The intervention is formulation-led, and the impact is behavioral.
3. From support function to performance driver
The role of delivery is also expanding in how therapies are performed.
“With particular ODT platforms, sublingual and buccal delivery is achievable,” McLaughlin says. “That can improve bioavailability, acoid first pass metabolism and also give a faster onset of action compared to the gastrointestinal route.”
This moves formulation beyond enabling access to the drug. In certain cases, it enhances the therapeutic outcome itself. As a result, delivery platforms are increasingly being evaluated not only for usability but also for their ability to influence pharmacokinetics and clinical response.
4. Scalability as the defining filter
Across McLaughlin’s experience, one principle remains consistent. “Scalability is the key.”
Scientific validity alone is insufficient. The formulation and process must translate across development stages and into commercial manufacturing. This requires a detailed understanding of both the product and the process, along with clarity on their respective constraints.

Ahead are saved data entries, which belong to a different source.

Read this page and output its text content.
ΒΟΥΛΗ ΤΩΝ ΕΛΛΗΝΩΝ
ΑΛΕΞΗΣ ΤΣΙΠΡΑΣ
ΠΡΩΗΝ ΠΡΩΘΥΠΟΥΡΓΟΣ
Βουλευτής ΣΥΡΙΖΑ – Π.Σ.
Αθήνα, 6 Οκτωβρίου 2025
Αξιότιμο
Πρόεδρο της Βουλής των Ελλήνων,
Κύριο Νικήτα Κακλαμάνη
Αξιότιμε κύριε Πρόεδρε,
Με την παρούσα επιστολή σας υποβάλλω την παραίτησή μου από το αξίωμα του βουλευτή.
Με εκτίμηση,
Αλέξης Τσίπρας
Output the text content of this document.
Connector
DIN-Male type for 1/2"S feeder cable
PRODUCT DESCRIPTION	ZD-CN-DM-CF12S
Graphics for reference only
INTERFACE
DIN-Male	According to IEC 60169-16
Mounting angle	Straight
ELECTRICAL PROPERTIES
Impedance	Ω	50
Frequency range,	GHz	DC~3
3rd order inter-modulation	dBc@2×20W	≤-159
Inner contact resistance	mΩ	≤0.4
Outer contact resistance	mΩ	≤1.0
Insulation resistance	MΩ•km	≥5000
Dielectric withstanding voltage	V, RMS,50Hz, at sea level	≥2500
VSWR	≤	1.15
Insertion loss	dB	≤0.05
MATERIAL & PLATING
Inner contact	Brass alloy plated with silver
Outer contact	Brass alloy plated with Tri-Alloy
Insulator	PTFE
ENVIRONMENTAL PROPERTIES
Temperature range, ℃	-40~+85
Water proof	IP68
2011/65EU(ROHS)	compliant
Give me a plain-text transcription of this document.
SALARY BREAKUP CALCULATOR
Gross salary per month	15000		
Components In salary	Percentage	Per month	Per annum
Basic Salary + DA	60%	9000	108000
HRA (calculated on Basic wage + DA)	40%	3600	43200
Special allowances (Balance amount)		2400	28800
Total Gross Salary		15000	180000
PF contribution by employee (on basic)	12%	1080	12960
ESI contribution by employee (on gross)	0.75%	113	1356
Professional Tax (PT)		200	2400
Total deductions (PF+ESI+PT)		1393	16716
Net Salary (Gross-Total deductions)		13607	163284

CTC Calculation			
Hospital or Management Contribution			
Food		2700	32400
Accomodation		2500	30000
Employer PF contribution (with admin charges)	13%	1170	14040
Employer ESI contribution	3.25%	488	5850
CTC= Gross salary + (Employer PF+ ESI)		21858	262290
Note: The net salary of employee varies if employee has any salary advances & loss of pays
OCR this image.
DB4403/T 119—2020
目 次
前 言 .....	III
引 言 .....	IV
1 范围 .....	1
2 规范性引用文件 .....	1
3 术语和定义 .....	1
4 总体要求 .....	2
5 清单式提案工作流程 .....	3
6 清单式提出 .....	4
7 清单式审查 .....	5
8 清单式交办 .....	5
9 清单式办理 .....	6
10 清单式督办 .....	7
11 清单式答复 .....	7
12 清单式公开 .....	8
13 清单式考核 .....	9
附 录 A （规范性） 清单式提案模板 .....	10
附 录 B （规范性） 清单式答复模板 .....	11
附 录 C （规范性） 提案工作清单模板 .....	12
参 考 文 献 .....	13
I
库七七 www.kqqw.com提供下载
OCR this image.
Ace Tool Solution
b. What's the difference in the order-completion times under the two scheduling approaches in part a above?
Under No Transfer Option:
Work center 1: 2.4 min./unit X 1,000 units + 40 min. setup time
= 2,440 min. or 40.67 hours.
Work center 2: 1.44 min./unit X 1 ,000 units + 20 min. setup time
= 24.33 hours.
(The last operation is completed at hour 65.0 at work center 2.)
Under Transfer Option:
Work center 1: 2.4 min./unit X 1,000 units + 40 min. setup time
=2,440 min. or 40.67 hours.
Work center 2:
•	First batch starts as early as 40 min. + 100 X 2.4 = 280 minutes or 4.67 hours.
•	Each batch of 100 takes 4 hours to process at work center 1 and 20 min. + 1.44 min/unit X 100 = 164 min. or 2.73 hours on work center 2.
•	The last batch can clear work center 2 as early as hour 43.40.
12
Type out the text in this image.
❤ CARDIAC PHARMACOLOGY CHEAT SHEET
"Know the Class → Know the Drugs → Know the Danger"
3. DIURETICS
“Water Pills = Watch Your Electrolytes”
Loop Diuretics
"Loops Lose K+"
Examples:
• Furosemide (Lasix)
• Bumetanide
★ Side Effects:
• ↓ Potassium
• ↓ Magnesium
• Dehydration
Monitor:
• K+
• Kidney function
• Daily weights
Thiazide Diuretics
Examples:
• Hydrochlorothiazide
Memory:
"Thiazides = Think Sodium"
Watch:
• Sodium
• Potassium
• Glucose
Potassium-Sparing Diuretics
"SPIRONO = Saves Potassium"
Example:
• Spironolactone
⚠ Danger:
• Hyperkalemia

It also requires that a formulation strategy be established early.
“You need a really good understanding of the biopharmaceutical profile you want to achieve, and a mechanistic understanding of what you want to achieve before you even start.”
As delivery systems become more sophisticated, expectations from CDMOs have shifted accordingly.
“I think very high on people’s list is quality and regulatory compliance,” McLaughlin says. “And then the proven ability to consistently deliver on time, and provide value for money.”
What follows is execution. The ability to consistently deliver a well-characterized product through a robust and reproducible process. Manufacturing models are also evolving, particularly through automation and digital integration.
“Automation can drive GMP compliance, process efficiency, and quality by eliminating human error,” McLaughlin notes.
Digitization enables greater visibility and control across production, from electronic batch records to real-time process monitoring. Artificial intelligence remains in an early stage of adoption, but its trajectory is clear.
“We’re only at the start of how AI can help,” she says. “But it will allow quicker and more informed, data-driven decisions.”
5. Keeping pace with changing therapeutics
The nature of drug development itself is shifting, particularly with the growth of biologics and more complex molecular structures.
“The landscape of therapeutic molecules is changing all the time,” McLaughlin observes. “The challenge is how drug delivery evolves to meet that.”
This includes expanding the scope of oral delivery systems and exploring their applicability across a wider range of therapeutic categories.
In Summary
The industry continues to invest heavily in discovery. That will not change. What is changing is where value is created. It is no longer sufficient to develop a molecule that works. It must be delivered in a way that is reliable, scalable, and aligned with how patients actually use it.
In that context, formulation is not a downstream activity. It is where much of the outcome is decided.
Key Takeaways
● Pharma innovation is expanding beyond discovery. The molecule defines potential, but delivery determines how consistently that potential is realized in real-world settings.
● Formulation is central to outcomes, not a downstream step. It directly influences absorption, patient use, manufacturability, and scalability.
● Patient behavior is a critical but under-addressed variable. Non-adherence, swallowing difficulty, and misuse continue to impact therapeutic effectiveness.
● Drug delivery platforms are evolving into performance drivers. Approaches such as ODTs, like those provided by InstaPill, are moving beyond convenience to influence bioavailability and onset of action.
● Scalability remains the defining filter for success. Strong science alone is insufficient; products must translate reliably across development, manufacturing, and patient use.